CMS for branded email campaigns

The reason for the Japanese success at Pearl Harbor was the shallow water torpedo. Unlike Taranto, Pearl Harbor is a narrow confined harbor. Torpedo planes required a long "fetch" of water to descend over. They slowly "bled-off" speed, while lining up the target. If they weren't level when the drop was made, the device would auger down too high, and it would fall apart upon "smacking" the water.

Pearl Harbor's geography forced the Japanese to train carefully. First, they had to fly down from the mountains into the harbor, then drop again when they reached the small harbor, ruling out the usual glide-path of a torpedo plane. Mr. Yosioka Adakats invented a torpedo that would work in shallow water (see illustration), but it couldn't be dropped from higher than 25 feet. The low and slow approach is what accounted for many describing these planes as "sitting ducks." Eye-witnesses say if they had a rock they could have hit them. Others can still tell you what the pilot looked like as they flew by at 25 feet smiling and waving.

The torpedo planes slowly filed into the harbor. Since "ten-ten" dock (so called because it's exactly 1010 feet long) offered a good "marker," they followed it, crossed the harbor and made straight for "Battleship row." Here they made numerous drops of their "fish" into the best targets there -- the Oklahoma and West Virginia. Other ships were torpedoed that day, but the Oklahoma and West Virginia took the brunt of the attack (nine torpedoes each). Their sides were literally blasted off. The Oklahoma quickly capsized, while the WV took on a dangerous 28 degrees list, before counter flooding took hold. What made it worse was, as the ships rolled, new torpedo hits occurred above the armor beltline. Damage was catastrophic and wide-spread.

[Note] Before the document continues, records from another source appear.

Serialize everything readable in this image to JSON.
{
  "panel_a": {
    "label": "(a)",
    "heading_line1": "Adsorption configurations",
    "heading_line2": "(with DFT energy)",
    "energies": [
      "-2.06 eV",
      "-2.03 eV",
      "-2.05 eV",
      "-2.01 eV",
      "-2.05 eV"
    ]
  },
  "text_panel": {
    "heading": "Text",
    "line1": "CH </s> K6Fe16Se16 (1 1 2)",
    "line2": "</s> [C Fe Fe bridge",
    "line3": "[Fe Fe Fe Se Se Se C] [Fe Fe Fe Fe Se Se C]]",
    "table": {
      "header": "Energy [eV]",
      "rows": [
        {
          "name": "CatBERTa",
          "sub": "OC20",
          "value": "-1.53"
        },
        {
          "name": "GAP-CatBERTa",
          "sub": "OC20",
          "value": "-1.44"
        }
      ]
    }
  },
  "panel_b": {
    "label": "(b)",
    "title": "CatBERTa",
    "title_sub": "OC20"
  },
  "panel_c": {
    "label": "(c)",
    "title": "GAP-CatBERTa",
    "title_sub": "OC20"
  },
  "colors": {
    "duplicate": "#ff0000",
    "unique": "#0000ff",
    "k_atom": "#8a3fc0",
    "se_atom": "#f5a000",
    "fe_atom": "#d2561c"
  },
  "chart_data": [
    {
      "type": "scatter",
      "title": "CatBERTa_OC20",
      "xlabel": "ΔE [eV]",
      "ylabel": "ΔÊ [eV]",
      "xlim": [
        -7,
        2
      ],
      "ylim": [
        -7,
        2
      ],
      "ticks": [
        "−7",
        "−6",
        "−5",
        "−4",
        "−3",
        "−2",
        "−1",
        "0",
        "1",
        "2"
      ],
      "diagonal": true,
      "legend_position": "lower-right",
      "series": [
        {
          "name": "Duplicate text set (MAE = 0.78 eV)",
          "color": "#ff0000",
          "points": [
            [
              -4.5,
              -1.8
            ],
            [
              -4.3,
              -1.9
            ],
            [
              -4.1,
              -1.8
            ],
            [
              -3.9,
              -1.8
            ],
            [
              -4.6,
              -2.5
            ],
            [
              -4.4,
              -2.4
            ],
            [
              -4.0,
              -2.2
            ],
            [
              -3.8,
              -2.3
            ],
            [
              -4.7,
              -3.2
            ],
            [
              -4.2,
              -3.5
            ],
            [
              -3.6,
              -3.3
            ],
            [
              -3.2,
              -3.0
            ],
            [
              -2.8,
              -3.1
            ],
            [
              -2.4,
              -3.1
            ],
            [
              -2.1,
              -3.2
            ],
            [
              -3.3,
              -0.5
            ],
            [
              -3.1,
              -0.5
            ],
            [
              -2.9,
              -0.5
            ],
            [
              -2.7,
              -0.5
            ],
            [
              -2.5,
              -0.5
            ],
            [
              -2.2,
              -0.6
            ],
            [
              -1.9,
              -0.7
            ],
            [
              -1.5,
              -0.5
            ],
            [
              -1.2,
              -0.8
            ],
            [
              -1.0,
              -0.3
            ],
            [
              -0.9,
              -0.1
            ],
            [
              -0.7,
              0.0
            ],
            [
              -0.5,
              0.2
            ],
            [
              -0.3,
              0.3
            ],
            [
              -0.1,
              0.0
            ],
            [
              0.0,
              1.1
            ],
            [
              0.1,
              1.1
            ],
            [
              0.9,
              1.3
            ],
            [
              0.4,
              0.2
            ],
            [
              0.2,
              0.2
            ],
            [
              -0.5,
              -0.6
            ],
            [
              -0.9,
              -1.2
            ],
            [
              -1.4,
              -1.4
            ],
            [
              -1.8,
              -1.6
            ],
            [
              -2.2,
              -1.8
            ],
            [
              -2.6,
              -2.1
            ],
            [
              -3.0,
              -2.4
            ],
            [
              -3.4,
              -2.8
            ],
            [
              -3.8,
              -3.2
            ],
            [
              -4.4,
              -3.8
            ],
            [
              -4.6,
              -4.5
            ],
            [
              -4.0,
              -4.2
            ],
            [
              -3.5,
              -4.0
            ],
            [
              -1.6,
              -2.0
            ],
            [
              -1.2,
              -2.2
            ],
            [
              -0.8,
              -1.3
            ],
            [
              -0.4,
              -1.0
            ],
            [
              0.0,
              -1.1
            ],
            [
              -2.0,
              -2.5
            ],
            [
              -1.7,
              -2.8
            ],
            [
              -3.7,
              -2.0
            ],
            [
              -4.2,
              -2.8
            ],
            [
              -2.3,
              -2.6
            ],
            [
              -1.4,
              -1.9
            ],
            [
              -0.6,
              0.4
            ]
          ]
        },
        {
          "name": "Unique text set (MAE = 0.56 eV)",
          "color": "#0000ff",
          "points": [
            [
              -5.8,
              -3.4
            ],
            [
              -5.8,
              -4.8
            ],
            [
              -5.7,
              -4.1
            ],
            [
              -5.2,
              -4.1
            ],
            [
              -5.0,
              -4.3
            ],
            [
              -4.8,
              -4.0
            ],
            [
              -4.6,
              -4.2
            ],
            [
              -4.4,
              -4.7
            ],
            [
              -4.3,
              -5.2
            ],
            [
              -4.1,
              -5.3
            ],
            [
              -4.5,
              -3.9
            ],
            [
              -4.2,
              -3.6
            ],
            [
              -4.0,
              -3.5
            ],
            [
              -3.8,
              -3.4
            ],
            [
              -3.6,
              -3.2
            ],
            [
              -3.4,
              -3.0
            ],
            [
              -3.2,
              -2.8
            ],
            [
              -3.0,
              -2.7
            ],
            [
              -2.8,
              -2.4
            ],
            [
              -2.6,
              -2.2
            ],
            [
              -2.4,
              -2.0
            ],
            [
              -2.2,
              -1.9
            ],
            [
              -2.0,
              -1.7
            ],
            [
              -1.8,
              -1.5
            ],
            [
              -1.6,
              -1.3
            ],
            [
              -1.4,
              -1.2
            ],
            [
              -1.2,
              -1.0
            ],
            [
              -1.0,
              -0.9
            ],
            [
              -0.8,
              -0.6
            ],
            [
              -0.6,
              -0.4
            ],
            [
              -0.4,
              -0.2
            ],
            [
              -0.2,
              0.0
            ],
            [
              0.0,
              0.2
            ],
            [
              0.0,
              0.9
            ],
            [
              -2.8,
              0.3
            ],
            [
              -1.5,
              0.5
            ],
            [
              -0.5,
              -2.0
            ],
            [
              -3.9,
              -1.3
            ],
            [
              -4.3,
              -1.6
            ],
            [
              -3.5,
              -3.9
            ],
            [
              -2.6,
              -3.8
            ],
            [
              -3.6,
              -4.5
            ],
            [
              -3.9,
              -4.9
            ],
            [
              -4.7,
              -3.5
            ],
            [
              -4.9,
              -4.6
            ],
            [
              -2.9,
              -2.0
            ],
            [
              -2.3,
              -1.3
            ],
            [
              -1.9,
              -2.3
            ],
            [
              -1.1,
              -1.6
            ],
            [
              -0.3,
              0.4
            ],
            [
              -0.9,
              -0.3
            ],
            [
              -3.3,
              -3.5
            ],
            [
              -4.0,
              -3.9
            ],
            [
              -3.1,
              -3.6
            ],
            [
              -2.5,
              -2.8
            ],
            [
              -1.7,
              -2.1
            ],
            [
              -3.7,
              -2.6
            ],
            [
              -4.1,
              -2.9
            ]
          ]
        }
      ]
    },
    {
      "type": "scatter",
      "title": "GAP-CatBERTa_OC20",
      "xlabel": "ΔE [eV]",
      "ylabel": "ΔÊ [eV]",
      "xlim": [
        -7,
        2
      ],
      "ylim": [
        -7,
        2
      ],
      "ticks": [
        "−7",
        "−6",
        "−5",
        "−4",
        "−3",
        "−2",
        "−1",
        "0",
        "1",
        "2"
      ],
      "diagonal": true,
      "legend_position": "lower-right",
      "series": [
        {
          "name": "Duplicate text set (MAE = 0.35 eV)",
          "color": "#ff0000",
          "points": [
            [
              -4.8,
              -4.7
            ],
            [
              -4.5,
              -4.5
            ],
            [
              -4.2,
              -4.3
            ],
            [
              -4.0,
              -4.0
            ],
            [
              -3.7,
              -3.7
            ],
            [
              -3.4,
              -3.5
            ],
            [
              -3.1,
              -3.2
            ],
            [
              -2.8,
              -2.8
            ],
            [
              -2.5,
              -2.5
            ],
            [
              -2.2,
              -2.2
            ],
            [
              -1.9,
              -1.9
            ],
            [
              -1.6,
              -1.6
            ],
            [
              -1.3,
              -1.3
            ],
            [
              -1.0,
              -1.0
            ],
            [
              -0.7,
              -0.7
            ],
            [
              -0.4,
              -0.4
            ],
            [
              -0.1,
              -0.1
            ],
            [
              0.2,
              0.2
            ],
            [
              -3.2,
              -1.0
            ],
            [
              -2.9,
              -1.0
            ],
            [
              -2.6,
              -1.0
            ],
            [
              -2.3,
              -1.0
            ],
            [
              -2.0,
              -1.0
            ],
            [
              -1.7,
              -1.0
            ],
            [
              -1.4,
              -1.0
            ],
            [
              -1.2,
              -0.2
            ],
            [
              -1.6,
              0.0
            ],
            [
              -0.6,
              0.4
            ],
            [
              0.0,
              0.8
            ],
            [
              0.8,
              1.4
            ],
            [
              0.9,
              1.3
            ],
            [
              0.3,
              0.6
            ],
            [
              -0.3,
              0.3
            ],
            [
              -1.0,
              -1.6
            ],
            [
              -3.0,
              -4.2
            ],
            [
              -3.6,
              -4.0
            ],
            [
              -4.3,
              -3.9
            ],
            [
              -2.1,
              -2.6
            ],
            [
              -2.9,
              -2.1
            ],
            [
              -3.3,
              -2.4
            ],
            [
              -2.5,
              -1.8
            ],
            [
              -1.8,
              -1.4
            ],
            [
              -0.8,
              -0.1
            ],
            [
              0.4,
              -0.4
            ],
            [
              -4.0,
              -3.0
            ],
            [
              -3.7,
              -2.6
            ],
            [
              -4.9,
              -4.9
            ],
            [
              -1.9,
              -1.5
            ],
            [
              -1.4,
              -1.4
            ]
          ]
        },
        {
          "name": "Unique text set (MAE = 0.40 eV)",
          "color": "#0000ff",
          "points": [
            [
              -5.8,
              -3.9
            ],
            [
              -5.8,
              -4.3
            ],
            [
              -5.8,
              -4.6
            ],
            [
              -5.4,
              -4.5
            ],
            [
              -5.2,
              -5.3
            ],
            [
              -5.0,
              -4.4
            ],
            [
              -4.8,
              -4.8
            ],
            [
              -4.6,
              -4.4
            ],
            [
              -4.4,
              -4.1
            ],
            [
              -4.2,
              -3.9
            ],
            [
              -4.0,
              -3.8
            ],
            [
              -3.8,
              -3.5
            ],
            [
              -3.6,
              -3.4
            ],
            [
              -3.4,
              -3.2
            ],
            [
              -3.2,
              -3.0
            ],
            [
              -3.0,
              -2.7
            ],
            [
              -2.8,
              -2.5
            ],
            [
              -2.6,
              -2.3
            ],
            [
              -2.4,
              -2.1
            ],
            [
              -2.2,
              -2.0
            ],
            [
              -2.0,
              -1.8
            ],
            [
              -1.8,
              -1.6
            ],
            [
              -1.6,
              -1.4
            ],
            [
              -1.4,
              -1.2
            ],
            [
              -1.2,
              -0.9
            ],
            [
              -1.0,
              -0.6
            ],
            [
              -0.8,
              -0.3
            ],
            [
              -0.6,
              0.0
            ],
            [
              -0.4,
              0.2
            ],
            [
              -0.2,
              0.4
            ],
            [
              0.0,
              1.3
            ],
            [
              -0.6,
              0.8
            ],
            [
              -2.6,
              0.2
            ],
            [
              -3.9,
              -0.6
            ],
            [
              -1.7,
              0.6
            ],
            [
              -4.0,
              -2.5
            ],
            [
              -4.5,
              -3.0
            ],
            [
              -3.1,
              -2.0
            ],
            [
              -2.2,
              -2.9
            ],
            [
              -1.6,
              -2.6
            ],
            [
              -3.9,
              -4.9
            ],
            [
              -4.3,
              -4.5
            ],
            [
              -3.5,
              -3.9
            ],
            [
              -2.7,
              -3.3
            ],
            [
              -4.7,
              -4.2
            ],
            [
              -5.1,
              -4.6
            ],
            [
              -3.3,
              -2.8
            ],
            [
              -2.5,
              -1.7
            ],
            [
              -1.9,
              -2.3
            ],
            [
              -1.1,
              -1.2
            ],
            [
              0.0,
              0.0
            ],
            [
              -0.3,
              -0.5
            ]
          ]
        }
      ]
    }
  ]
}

The Tennessee and Maryland were protected by the Oklahoma and West Virginia since their birth was starboard side. They came through relatively unscathed except for a few bomb hits and a scorched hull from the burning oil that was everywhere. The Arizona probably would have rode out the attack since the repair ship vestal was along side, blocking a torpedo shot (many claim one went under it to strike the Arizona). A lucky bomb hot struck the Arizona between turret 1 and turret 2 on the starboard side igniting the forward magazine. One and a half million pounds of gun powder erupted raining hell itself onto the rear quarter decks of the West Virginia and Tennessee. This explosion ranked as the largest man-made bang until a fertilizer ship blew up near Galveston and then the A-Bomb was dropped shortly after.